Life goes on, regardless of weather, comings and goings and illness.  With foreign teachers in such short supply here, my services are very much in demand and I’ve been getting the impression everyone is under instructions to bend over backwards to be nice to me.  I’ve had compliments, gifts, been asked for my opinion on various matters.  They needn’t worry, I’m feeling quite settled at the moment, the only thing that I’m really struggling with is the intensity of the work – early starts, late finishes, 6 days a week and sometimes Sunday too.

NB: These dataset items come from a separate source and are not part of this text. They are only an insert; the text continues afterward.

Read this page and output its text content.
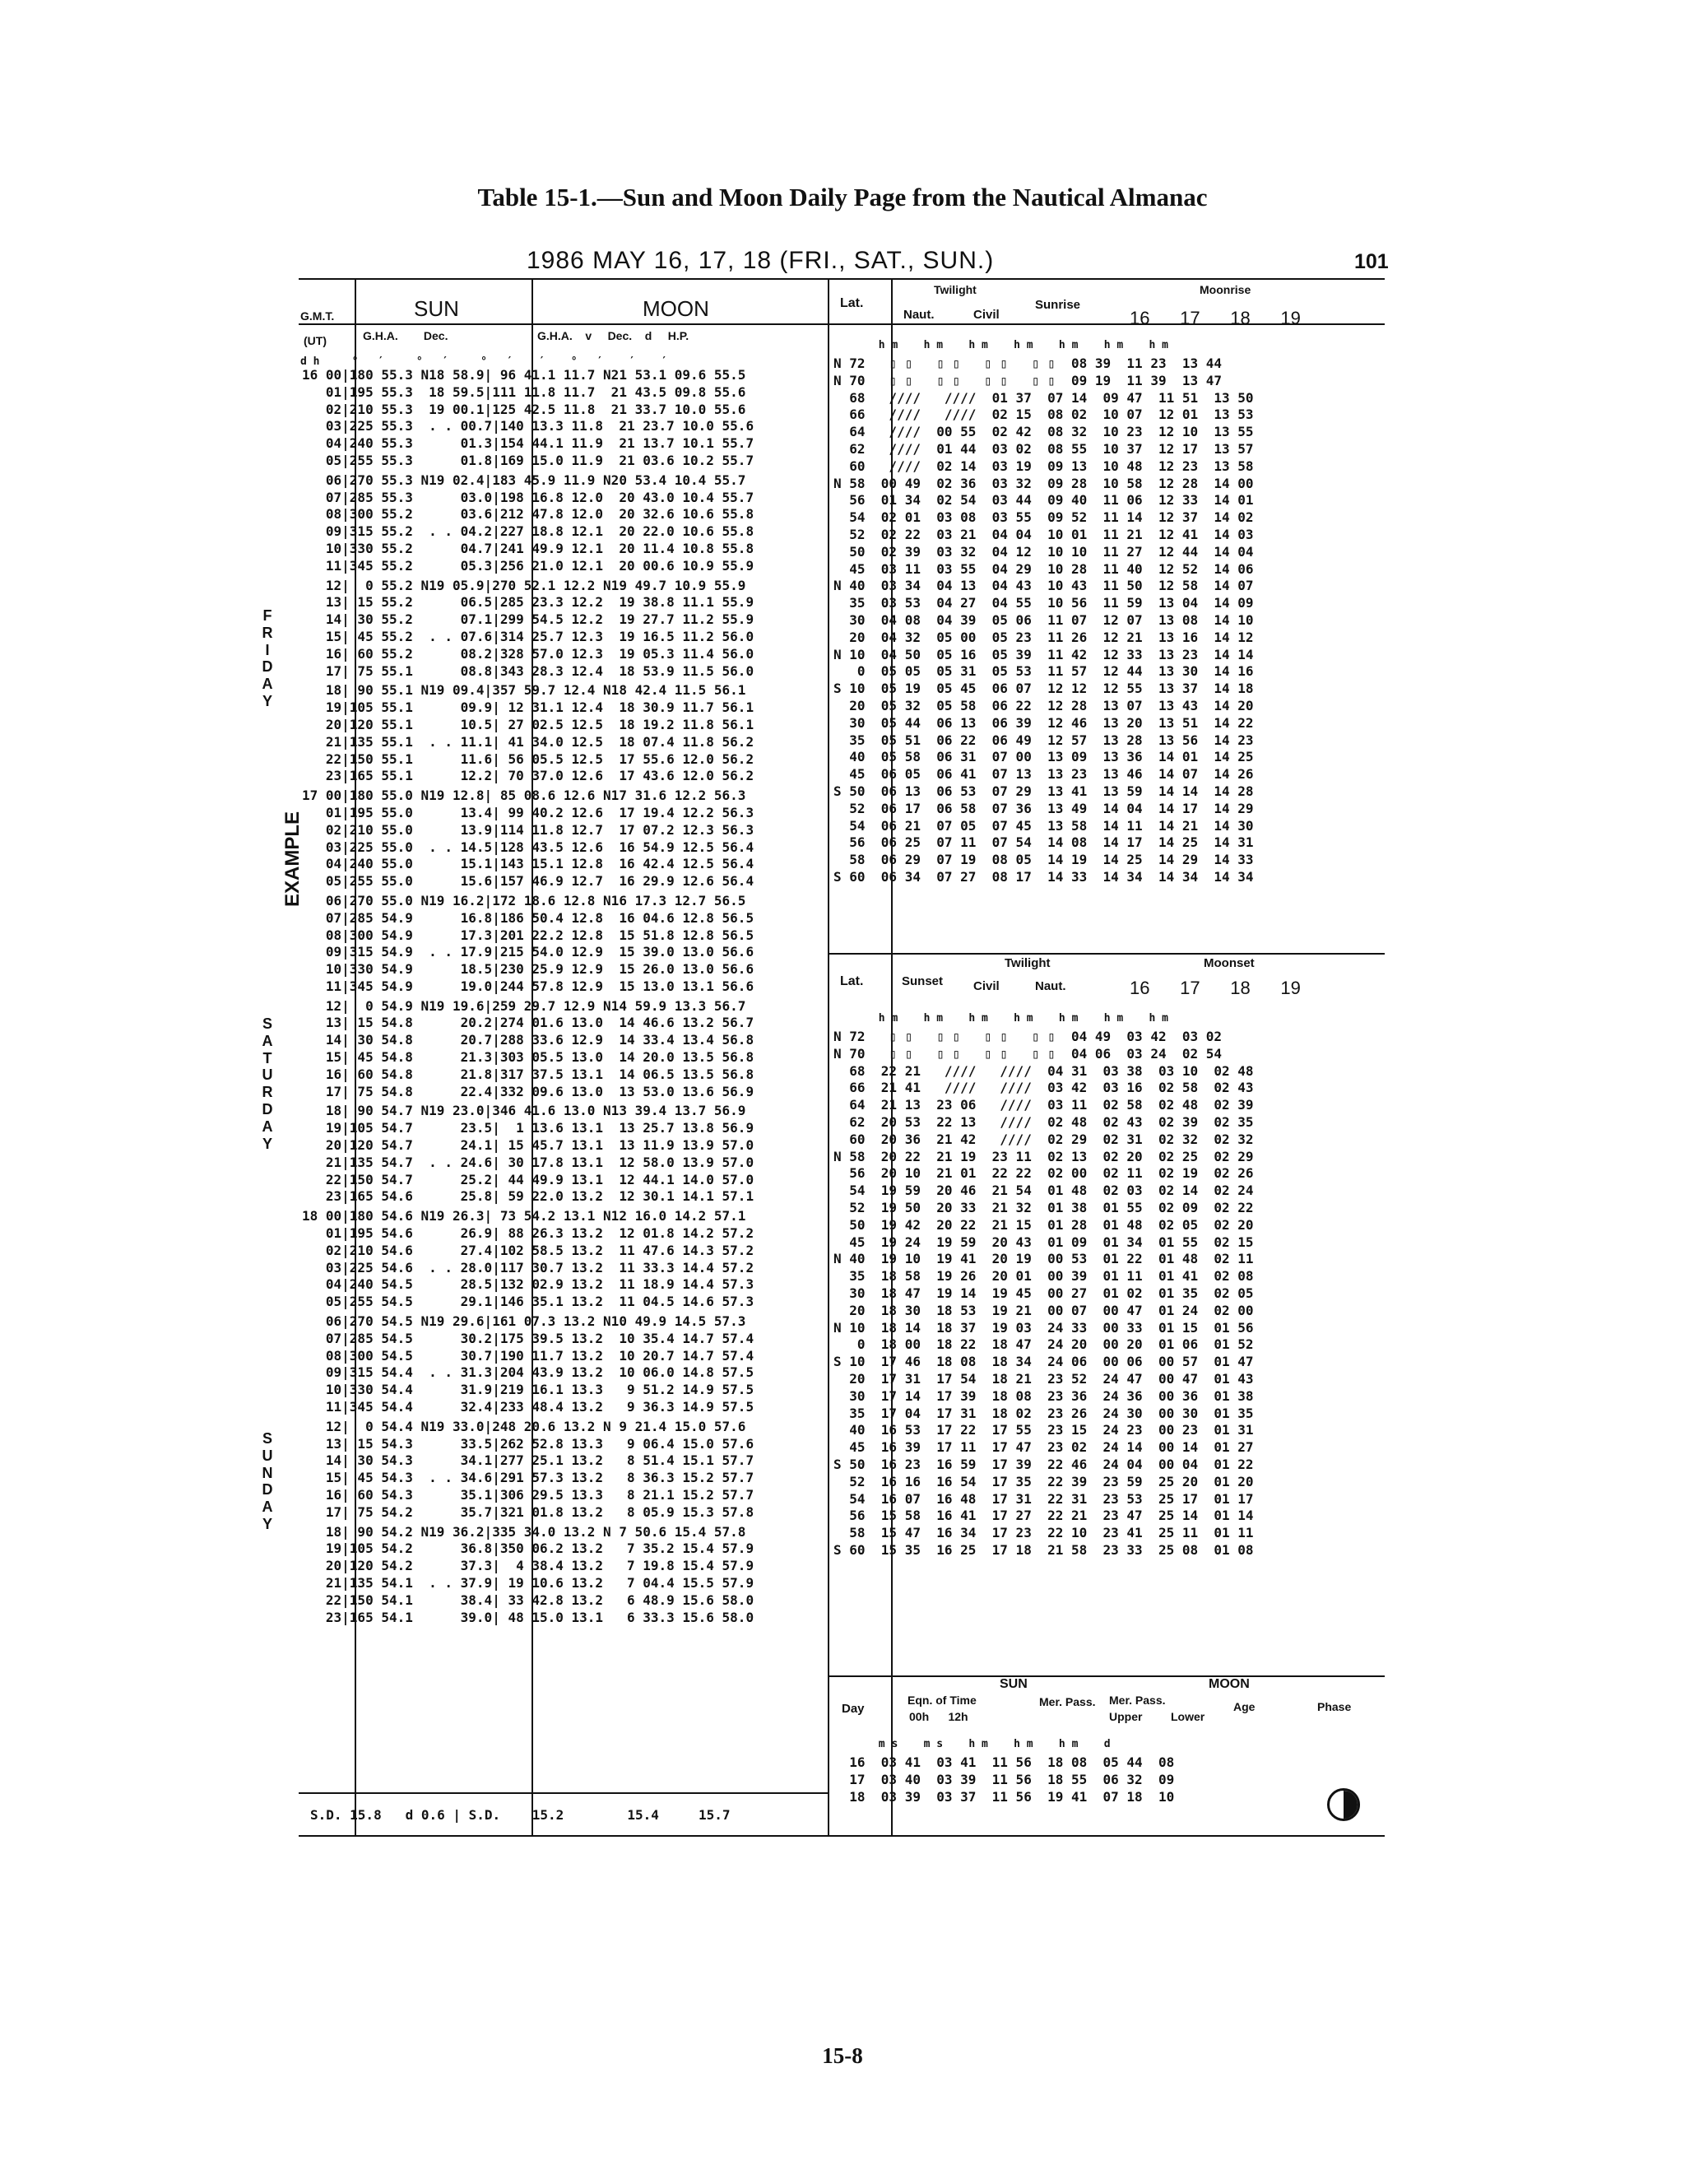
Table 15-1.—Sun and Moon Daily Page from the Nautical Almanac
1986 MAY 16, 17, 18 (FRI., SAT., SUN.)	101
G.M.T.
(UT)
SUN	MOON
G.H.A.        Dec.	G.H.A.    v     Dec.    d     H.P.
Lat.
Twilight
Naut.	Civil
Sunrise
Moonrise
16      17      18      19
Lat.	Sunset
Twilight
Civil	Naut.
Moonset
16      17      18      19
Day
SUN
Eqn. of Time
00h      12h
Mer. Pass.
MOON
Mer. Pass.
Upper Lower
Age	Phase
d h     °   ′     °   ′     °   ′    ′    °   ′    ′    ′
h m    h m    h m    h m    h m    h m    h m
h m    h m    h m    h m    h m    h m    h m
m s    m s    h m    h m    h m    d
16 00|180 55.3 N18 58.9| 96 41.1 11.7 N21 53.1 09.6 55.5
01|195 55.3  18 59.5|111 11.8 11.7  21 43.5 09.8 55.6
02|210 55.3  19 00.1|125 42.5 11.8  21 33.7 10.0 55.6
03|225 55.3  . . 00.7|140 13.3 11.8  21 23.7 10.0 55.6
04|240 55.3      01.3|154 44.1 11.9  21 13.7 10.1 55.7
05|255 55.3      01.8|169 15.0 11.9  21 03.6 10.2 55.7
06|270 55.3 N19 02.4|183 45.9 11.9 N20 53.4 10.4 55.7
07|285 55.3      03.0|198 16.8 12.0  20 43.0 10.4 55.7
08|300 55.2      03.6|212 47.8 12.0  20 32.6 10.6 55.8
09|315 55.2  . . 04.2|227 18.8 12.1  20 22.0 10.6 55.8
10|330 55.2      04.7|241 49.9 12.1  20 11.4 10.8 55.8
11|345 55.2      05.3|256 21.0 12.1  20 00.6 10.9 55.9
12|  0 55.2 N19 05.9|270 52.1 12.2 N19 49.7 10.9 55.9
13| 15 55.2      06.5|285 23.3 12.2  19 38.8 11.1 55.9
14| 30 55.2      07.1|299 54.5 12.2  19 27.7 11.2 55.9
15| 45 55.2  . . 07.6|314 25.7 12.3  19 16.5 11.2 56.0
16| 60 55.2      08.2|328 57.0 12.3  19 05.3 11.4 56.0
17| 75 55.1      08.8|343 28.3 12.4  18 53.9 11.5 56.0
18| 90 55.1 N19 09.4|357 59.7 12.4 N18 42.4 11.5 56.1
19|105 55.1      09.9| 12 31.1 12.4  18 30.9 11.7 56.1
20|120 55.1      10.5| 27 02.5 12.5  18 19.2 11.8 56.1
21|135 55.1  . . 11.1| 41 34.0 12.5  18 07.4 11.8 56.2
22|150 55.1      11.6| 56 05.5 12.5  17 55.6 12.0 56.2
23|165 55.1      12.2| 70 37.0 12.6  17 43.6 12.0 56.2
17 00|180 55.0 N19 12.8| 85 08.6 12.6 N17 31.6 12.2 56.3
01|195 55.0      13.4| 99 40.2 12.6  17 19.4 12.2 56.3
02|210 55.0      13.9|114 11.8 12.7  17 07.2 12.3 56.3
03|225 55.0  . . 14.5|128 43.5 12.6  16 54.9 12.5 56.4
04|240 55.0      15.1|143 15.1 12.8  16 42.4 12.5 56.4
05|255 55.0      15.6|157 46.9 12.7  16 29.9 12.6 56.4
06|270 55.0 N19 16.2|172 18.6 12.8 N16 17.3 12.7 56.5
07|285 54.9      16.8|186 50.4 12.8  16 04.6 12.8 56.5
08|300 54.9      17.3|201 22.2 12.8  15 51.8 12.8 56.5
09|315 54.9  . . 17.9|215 54.0 12.9  15 39.0 13.0 56.6
10|330 54.9      18.5|230 25.9 12.9  15 26.0 13.0 56.6
11|345 54.9      19.0|244 57.8 12.9  15 13.0 13.1 56.6
12|  0 54.9 N19 19.6|259 29.7 12.9 N14 59.9 13.3 56.7
13| 15 54.8      20.2|274 01.6 13.0  14 46.6 13.2 56.7
14| 30 54.8      20.7|288 33.6 12.9  14 33.4 13.4 56.8
15| 45 54.8      21.3|303 05.5 13.0  14 20.0 13.5 56.8
16| 60 54.8      21.8|317 37.5 13.1  14 06.5 13.5 56.8
17| 75 54.8      22.4|332 09.6 13.0  13 53.0 13.6 56.9
18| 90 54.7 N19 23.0|346 41.6 13.0 N13 39.4 13.7 56.9
19|105 54.7      23.5|  1 13.6 13.1  13 25.7 13.8 56.9
20|120 54.7      24.1| 15 45.7 13.1  13 11.9 13.9 57.0
21|135 54.7  . . 24.6| 30 17.8 13.1  12 58.0 13.9 57.0
22|150 54.7      25.2| 44 49.9 13.1  12 44.1 14.0 57.0
23|165 54.6      25.8| 59 22.0 13.2  12 30.1 14.1 57.1
18 00|180 54.6 N19 26.3| 73 54.2 13.1 N12 16.0 14.2 57.1
01|195 54.6      26.9| 88 26.3 13.2  12 01.8 14.2 57.2
02|210 54.6      27.4|102 58.5 13.2  11 47.6 14.3 57.2
03|225 54.6  . . 28.0|117 30.7 13.2  11 33.3 14.4 57.2
04|240 54.5      28.5|132 02.9 13.2  11 18.9 14.4 57.3
05|255 54.5      29.1|146 35.1 13.2  11 04.5 14.6 57.3
06|270 54.5 N19 29.6|161 07.3 13.2 N10 49.9 14.5 57.3
07|285 54.5      30.2|175 39.5 13.2  10 35.4 14.7 57.4
08|300 54.5      30.7|190 11.7 13.2  10 20.7 14.7 57.4
09|315 54.4  . . 31.3|204 43.9 13.2  10 06.0 14.8 57.5
10|330 54.4      31.9|219 16.1 13.3   9 51.2 14.9 57.5
11|345 54.4      32.4|233 48.4 13.2   9 36.3 14.9 57.5
12|  0 54.4 N19 33.0|248 20.6 13.2 N 9 21.4 15.0 57.6
13| 15 54.3      33.5|262 52.8 13.3   9 06.4 15.0 57.6
14| 30 54.3      34.1|277 25.1 13.2   8 51.4 15.1 57.7
15| 45 54.3  . . 34.6|291 57.3 13.2   8 36.3 15.2 57.7
16| 60 54.3      35.1|306 29.5 13.3   8 21.1 15.2 57.7
17| 75 54.2      35.7|321 01.8 13.2   8 05.9 15.3 57.8
18| 90 54.2 N19 36.2|335 34.0 13.2 N 7 50.6 15.4 57.8
19|105 54.2      36.8|350 06.2 13.2   7 35.2 15.4 57.9
20|120 54.2      37.3|  4 38.4 13.2   7 19.8 15.4 57.9
21|135 54.1  . . 37.9| 19 10.6 13.2   7 04.4 15.5 57.9
22|150 54.1      38.4| 33 42.8 13.2   6 48.9 15.6 58.0
23|165 54.1      39.0| 48 15.0 13.1   6 33.3 15.6 58.0
N 72   ▯ ▯   ▯ ▯   ▯ ▯   ▯ ▯  08 39  11 23  13 44
N 70   ▯ ▯   ▯ ▯   ▯ ▯   ▯ ▯  09 19  11 39  13 47
68   ////   ////  01 37  07 14  09 47  11 51  13 50
66   ////   ////  02 15  08 02  10 07  12 01  13 53
64   ////  00 55  02 42  08 32  10 23  12 10  13 55
62   ////  01 44  03 02  08 55  10 37  12 17  13 57
60   ////  02 14  03 19  09 13  10 48  12 23  13 58
N 58  00 49  02 36  03 32  09 28  10 58  12 28  14 00
56  01 34  02 54  03 44  09 40  11 06  12 33  14 01
54  02 01  03 08  03 55  09 52  11 14  12 37  14 02
52  02 22  03 21  04 04  10 01  11 21  12 41  14 03
50  02 39  03 32  04 12  10 10  11 27  12 44  14 04
45  03 11  03 55  04 29  10 28  11 40  12 52  14 06
N 40  03 34  04 13  04 43  10 43  11 50  12 58  14 07
35  03 53  04 27  04 55  10 56  11 59  13 04  14 09
30  04 08  04 39  05 06  11 07  12 07  13 08  14 10
20  04 32  05 00  05 23  11 26  12 21  13 16  14 12
N 10  04 50  05 16  05 39  11 42  12 33  13 23  14 14
0  05 05  05 31  05 53  11 57  12 44  13 30  14 16
S 10  05 19  05 45  06 07  12 12  12 55  13 37  14 18
20  05 32  05 58  06 22  12 28  13 07  13 43  14 20
30  05 44  06 13  06 39  12 46  13 20  13 51  14 22
35  05 51  06 22  06 49  12 57  13 28  13 56  14 23
40  05 58  06 31  07 00  13 09  13 36  14 01  14 25
45  06 05  06 41  07 13  13 23  13 46  14 07  14 26
S 50  06 13  06 53  07 29  13 41  13 59  14 14  14 28
52  06 17  06 58  07 36  13 49  14 04  14 17  14 29
54  06 21  07 05  07 45  13 58  14 11  14 21  14 30
56  06 25  07 11  07 54  14 08  14 17  14 25  14 31
58  06 29  07 19  08 05  14 19  14 25  14 29  14 33
S 60  06 34  07 27  08 17  14 33  14 34  14 34  14 34
N 72   ▯ ▯   ▯ ▯   ▯ ▯   ▯ ▯  04 49  03 42  03 02
N 70   ▯ ▯   ▯ ▯   ▯ ▯   ▯ ▯  04 06  03 24  02 54
68  22 21   ////   ////  04 31  03 38  03 10  02 48
66  21 41   ////   ////  03 42  03 16  02 58  02 43
64  21 13  23 06   ////  03 11  02 58  02 48  02 39
62  20 53  22 13   ////  02 48  02 43  02 39  02 35
60  20 36  21 42   ////  02 29  02 31  02 32  02 32
N 58  20 22  21 19  23 11  02 13  02 20  02 25  02 29
56  20 10  21 01  22 22  02 00  02 11  02 19  02 26
54  19 59  20 46  21 54  01 48  02 03  02 14  02 24
52  19 50  20 33  21 32  01 38  01 55  02 09  02 22
50  19 42  20 22  21 15  01 28  01 48  02 05  02 20
45  19 24  19 59  20 43  01 09  01 34  01 55  02 15
N 40  19 10  19 41  20 19  00 53  01 22  01 48  02 11
35  18 58  19 26  20 01  00 39  01 11  01 41  02 08
30  18 47  19 14  19 45  00 27  01 02  01 35  02 05
20  18 30  18 53  19 21  00 07  00 47  01 24  02 00
N 10  18 14  18 37  19 03  24 33  00 33  01 15  01 56
0  18 00  18 22  18 47  24 20  00 20  01 06  01 52
S 10  17 46  18 08  18 34  24 06  00 06  00 57  01 47
20  17 31  17 54  18 21  23 52  24 47  00 47  01 43
30  17 14  17 39  18 08  23 36  24 36  00 36  01 38
35  17 04  17 31  18 02  23 26  24 30  00 30  01 35
40  16 53  17 22  17 55  23 15  24 23  00 23  01 31
45  16 39  17 11  17 47  23 02  24 14  00 14  01 27
S 50  16 23  16 59  17 39  22 46  24 04  00 04  01 22
52  16 16  16 54  17 35  22 39  23 59  25 20  01 20
54  16 07  16 48  17 31  22 31  23 53  25 17  01 17
56  15 58  16 41  17 27  22 21  23 47  25 14  01 14
58  15 47  16 34  17 23  22 10  23 41  25 11  01 11
S 60  15 35  16 25  17 18  21 58  23 33  25 08  01 08
16  03 41  03 41  11 56  18 08  05 44  08
17  03 40  03 39  11 56  18 55  06 32  09
18  03 39  03 37  11 56  19 41  07 18  10
S.D. 15.8   d 0.6 | S.D.    15.2        15.4     15.7
F
R
I
D
A
Y
S
A
T
U
R
D
A
Y
S
U
N
D
A
Y
EXAMPLE
15-8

Preparing for one lesson isn’t difficult.  Preparing for 4 or 5 in the space of an hour and a half, is, and each lesson does not get the level of preparation that it requires.  But I can’t plan lessons while I’m teaching or travelling.  Thankfully my experience with teaching in general, the tricks of the trade, and the material we are using as I start to recognise material I’ve used before and remember what worked and what didn’t, gives me the ability to be a bit more flexible, if I have to walk into a lesson without a plan I can still deliver it – it might not flow very smoothly between topics but once I get into my rhythm on any given topic or exercise I can usually maintain the illusion of a confident, experienced teacher who knows his stuff.

The next departure will be my Italian colleague who has been with me since the day we both arrived, Ale.  He is moving to pastures new on December 26th.  While he is predominantly an Italian teacher he had been filling up his hours with lessons in English to Upper Intermediate level and below – he often expressed surprise at this because he views his own level as Upper Intermediate, though I am always reassuring him he speaks very well.  So his departure will impact me, there will be one less foreign teacher teaching English.  With two more scheduled to leave in January it will leave just me, John and Peter as native speakers, with Jorge also able to do English classes.

While there are plenty of Russian teachers who can of course teach English, the school can charge more for lessons with foreign teachers, so they want to use me as much as possible.  I am due an extra day off but I’m told at the moment it is impossible because they cannot cover my lessons.  I won’t be getting a winter holiday because I will be needed either for the Winter Camp or holiday programmes held at one of the offices.  I will get New Years Day off, and Christmas Day (the Russian one, 7th January) but that is all that I can bank on.  They do assure me, however, that their recruitment efforts are ongoing and hopefully new foreign teachers will arrive at some point.

I’ve been given a couple of interesting assignments – I will be playing the small but vital role of Santa Claus in the school’s production of The Grinch for 4 performances for young children.   I will be interviewed by the local TV station.  I’ve also been asked to be a judge for a phonetics competition at the university – they need a native English speaker and there aren’t many of us around.

The temperature has been above zero for the last 2 or 3 days, so all the snow is melting.  The ice that remains is treacherous to walk on, and many pavements now resemble tributaries of the Volga.  Last night the temperature was about 5 degrees, and I felt so warm that I was walking with my coat open.  I had a jumper on underneath, but even so, I remember when 5 degrees would have necessitated at least 4 layers!

I have a new work colleague – Margoshka, or Margo.  She can’t teach English unfortunately, but she is good company when I am planning lessons in the library in the mornings.  My Russian lessons are coming along nicely, I’m starting to learn verbs and reading more fluently now.  But I’m still less fluent in Russian than my very worst students are in English!